AI Test #2 - How Many NHS Visits Are Related to Complications from Patients Seeking Medical Treatment Overseas?

Tiny changes in prompts produced >300% (4x!) change in values.

2026-02-23

AI tests

In this series we continue to compare AI (LLM) output / performance for questions related to understanding and addressing societal planning and public policy.

There is not yet any data or estimates available for the number of NHS visits due to complications from patients seeking medical treatment abroad. ¹ ² ³

When I asked LLMs for estimates I received the following responses to this prompt:

Please estimate how many NHS patients, and how many NHS consultations / visits might be the result of medical procedures obtained overseas? Please provide a lower and upper bound. Please show your working.

Model	Patients	Consultations	Evaluation
ChatGPT	~2,500 to ~37,500	~5,000 to ~225,000	No assessment ⚪
Perplexity	≈3,000 to ≈30,000	≈6,000 to ≈150,000⁴	No assessment ⚪
Gemini	52,300 to 180,000	156,000 to 450,000	No assessment ⚪⁵
Claude	~5,500 to ~41,500	~15,000 to ~260,000	No assessment ⚪

Please note that I have not checked any of the data, assumptions or calculations. I fully expect there could be significant errors in any of these from the current LLM models

Tiny Changes to Prompt? Big Changes to Answer!

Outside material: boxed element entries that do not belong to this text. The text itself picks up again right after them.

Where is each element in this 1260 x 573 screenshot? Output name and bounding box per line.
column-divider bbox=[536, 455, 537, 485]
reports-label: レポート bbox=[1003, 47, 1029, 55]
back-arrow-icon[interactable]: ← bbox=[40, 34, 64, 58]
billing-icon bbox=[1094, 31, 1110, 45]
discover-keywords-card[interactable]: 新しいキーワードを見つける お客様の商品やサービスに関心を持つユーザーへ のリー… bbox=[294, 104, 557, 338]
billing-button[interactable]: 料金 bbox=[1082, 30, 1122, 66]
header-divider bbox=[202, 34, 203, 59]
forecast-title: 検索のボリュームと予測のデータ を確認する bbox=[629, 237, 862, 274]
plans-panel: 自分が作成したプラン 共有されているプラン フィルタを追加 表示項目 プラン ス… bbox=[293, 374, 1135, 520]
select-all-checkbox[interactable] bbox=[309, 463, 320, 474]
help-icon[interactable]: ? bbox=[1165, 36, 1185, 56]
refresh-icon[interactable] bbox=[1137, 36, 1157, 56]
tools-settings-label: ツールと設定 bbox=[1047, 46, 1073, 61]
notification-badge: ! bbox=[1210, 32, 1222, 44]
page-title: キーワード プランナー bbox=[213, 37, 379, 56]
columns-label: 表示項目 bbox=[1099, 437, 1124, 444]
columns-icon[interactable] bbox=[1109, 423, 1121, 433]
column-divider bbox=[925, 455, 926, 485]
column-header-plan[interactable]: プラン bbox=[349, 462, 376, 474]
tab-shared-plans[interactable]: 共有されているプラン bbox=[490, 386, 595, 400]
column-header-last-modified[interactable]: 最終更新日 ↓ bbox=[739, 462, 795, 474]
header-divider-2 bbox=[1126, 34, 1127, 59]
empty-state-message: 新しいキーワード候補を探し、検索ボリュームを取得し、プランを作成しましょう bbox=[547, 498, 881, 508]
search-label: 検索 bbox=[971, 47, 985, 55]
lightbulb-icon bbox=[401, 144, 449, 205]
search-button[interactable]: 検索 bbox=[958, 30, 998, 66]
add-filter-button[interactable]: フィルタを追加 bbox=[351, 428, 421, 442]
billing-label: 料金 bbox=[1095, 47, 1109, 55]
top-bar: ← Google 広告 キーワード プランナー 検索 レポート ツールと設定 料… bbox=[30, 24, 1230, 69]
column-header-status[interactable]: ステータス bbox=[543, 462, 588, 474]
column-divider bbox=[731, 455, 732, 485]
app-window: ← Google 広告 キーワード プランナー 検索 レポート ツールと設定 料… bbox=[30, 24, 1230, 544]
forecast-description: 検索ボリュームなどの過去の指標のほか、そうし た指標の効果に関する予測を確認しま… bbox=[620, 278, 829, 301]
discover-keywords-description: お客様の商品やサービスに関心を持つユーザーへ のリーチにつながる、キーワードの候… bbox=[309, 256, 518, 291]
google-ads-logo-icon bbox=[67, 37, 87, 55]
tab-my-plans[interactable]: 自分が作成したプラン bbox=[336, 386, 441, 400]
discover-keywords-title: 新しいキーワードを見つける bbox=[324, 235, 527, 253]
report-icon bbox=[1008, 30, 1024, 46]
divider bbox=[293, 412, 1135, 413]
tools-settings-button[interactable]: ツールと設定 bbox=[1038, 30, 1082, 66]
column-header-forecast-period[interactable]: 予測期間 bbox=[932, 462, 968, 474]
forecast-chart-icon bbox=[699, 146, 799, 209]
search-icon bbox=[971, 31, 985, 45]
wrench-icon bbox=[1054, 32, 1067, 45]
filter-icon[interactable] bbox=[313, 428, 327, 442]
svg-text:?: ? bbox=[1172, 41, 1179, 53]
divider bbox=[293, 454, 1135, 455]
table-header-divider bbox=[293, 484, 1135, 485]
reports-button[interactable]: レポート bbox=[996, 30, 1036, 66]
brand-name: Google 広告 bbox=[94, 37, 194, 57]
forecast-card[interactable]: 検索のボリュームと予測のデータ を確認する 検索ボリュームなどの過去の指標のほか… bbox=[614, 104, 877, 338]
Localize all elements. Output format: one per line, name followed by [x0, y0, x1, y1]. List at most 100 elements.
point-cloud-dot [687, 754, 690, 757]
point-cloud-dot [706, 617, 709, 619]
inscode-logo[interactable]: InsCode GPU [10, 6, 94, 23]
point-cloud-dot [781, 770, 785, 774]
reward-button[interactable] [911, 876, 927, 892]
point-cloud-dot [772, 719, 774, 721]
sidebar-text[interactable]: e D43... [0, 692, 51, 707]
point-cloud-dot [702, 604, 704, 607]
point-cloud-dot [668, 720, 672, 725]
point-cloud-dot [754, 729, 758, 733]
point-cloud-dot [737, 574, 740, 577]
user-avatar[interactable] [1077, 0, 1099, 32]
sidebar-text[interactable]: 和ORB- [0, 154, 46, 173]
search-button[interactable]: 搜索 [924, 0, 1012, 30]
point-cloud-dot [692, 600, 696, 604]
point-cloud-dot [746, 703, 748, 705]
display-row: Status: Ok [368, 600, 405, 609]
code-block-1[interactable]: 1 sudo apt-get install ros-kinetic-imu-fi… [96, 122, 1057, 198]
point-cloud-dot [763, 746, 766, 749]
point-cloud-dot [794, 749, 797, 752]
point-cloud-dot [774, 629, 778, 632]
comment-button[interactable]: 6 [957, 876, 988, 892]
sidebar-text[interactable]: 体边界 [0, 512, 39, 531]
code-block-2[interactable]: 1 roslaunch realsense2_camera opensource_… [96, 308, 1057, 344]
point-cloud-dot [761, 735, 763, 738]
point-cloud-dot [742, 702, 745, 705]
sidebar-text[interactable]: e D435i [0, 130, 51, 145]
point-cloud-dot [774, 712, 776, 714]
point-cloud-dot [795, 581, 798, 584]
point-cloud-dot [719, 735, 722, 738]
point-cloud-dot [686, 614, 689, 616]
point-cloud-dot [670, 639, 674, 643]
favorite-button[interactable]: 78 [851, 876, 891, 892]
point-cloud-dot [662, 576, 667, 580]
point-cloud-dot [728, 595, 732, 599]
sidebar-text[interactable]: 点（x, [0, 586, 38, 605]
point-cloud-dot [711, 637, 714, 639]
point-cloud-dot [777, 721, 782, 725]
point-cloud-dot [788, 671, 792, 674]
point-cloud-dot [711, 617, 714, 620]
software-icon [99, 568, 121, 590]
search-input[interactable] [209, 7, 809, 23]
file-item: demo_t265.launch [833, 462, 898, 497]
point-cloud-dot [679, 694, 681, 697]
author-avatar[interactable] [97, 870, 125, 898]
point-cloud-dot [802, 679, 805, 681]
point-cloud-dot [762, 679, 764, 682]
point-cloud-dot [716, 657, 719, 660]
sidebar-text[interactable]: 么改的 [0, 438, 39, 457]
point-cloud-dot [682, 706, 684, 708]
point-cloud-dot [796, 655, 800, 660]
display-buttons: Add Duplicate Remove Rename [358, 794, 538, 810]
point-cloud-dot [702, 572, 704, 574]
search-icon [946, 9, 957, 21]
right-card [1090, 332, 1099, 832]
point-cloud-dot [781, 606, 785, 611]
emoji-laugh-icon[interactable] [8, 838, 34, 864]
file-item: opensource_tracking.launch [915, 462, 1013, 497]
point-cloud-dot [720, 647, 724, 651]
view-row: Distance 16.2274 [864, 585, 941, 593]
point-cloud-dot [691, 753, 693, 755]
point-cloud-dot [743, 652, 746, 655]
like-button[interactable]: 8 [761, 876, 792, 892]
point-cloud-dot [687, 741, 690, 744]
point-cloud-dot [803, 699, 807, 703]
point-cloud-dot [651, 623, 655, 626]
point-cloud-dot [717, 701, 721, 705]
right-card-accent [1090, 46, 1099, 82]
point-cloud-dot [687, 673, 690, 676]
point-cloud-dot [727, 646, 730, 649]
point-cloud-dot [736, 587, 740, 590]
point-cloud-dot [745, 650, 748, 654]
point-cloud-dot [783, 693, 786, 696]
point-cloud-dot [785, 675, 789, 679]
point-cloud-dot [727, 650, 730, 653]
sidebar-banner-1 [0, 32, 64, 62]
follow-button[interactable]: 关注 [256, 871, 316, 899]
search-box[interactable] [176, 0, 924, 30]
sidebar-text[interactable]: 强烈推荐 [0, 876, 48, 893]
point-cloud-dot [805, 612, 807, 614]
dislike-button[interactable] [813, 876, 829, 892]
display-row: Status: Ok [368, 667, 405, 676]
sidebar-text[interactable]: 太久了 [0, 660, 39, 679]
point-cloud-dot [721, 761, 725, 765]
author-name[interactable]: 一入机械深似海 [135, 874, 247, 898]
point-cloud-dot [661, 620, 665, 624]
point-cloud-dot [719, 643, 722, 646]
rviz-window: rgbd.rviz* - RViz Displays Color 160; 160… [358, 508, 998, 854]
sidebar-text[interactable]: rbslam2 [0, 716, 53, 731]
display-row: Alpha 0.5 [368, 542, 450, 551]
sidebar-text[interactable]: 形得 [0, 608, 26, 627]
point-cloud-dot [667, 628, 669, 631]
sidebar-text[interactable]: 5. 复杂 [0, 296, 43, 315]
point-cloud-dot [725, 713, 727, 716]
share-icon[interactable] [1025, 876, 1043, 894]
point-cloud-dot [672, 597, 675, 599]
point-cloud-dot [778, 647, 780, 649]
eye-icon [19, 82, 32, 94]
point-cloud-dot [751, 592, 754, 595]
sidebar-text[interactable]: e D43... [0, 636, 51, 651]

Interestingly when I had previously asked a subtly different question which was slightly less clear and with some minor errors in it, I got significantly different estimates:

Please estimate how many visits to NHS, NHS patients, and consultations might be the result of medical procedures obtained overseas? Please provide a lower and upper bound. Please show your working.

Model	Patients	Consultations	Evaluation
ChatGPT	5,000 to 30,000	10,000 to 150,000	More confident (narrower) ranges. Changes up to 50%.
Perplexity	1,000 to 30,000	2,000 to 180,000	Less confident (larger) ranges. Changes up to 66%.
Gemini	15,000 to 45,000	45,000 to 135,000 GP consultations plus 3,750 to 22,500 hospital admissions	Changes up to 75%
Claude	7,500 to 80,000	~22,500 to ~640,000

The changes to the outputs of geometric mean, and range are shown below. Also included is the factor of change (x1, x2, x3, x4), as well as a qualitative description of the change in range as "confidence" in the answers given⁶:

Model	Patients	Consultations
ChatGPT	mean: 9,682 → 12,247 x1.3▲ range: 35,000 → 25,000 x1.4▼ More confident	mean: 33,541 → 38,730 x1.2▲ range: 220,000 → 140,000 x1.6▼ More confident
Perplexity	mean: 9,487 → 5,477 x1.7▼ range: 27,000 → 29,000 x1.1▲ ~ Same confidence	mean: 30,000 → 18,974 x1.6▼ range: 144,000 → 178,000 x1.2▲ ~ Same confidence
Gemini	mean: 97,026 → 25,981 x3.7▼ range: 127,700 → 30,000 x4.3▼ Much more confident	mean: 264,953 → 87,625 x3.0▼ range: 294,000 → 108,750 x2.7▼ Much more confident
Claude	mean: 15,108 → 24,495 x1.6▲ range: 36,000 → 72,500 x2.0▲ Less confident	mean: 62,450 → 120,000 x1.9▲ range: 245,000 → 617,500 x2.5▲ Less confident

Notes

¹ NHS faces high costs from patients seeking elective surgery abroad; Cardiff University news; 4 February 2026

² Research finds complications of medical tourism may cost NHS up to £20,000 per patient; Bangor University; 10 February 2026

³ Complications and costs to the UK National Health Service due to outward medical tourism for elective surgery: a rapid review. Published by researchers from Cardiff and Bangor Universities: England C, Bromham N, Needham-Taylor A, et al. BMJ Open 2026; 10.1136/bmjopen-2025-109050

⁴ This was reported as "contacts", not consultations or visits, which seems like a better word to use.

⁵ Gemini picked up on the recent news regarding cost estimates from Cardiff and Bangor universities, see notes 1-3 above, but failed to cite any references to the underlying study.

⁶ I appreciate that the concept of confidence is not well suited to the function of LLMs but in human terms a narrower absolute range would be perceived as higher confidence. Also worth noting that a relative range could also be used to assess confidence in which case the Gemini ranges would be classified as not significantly changing in confidence.

⁷ edited 2026-02-27

Added third table with changes between to answers from the models given the two different prompts.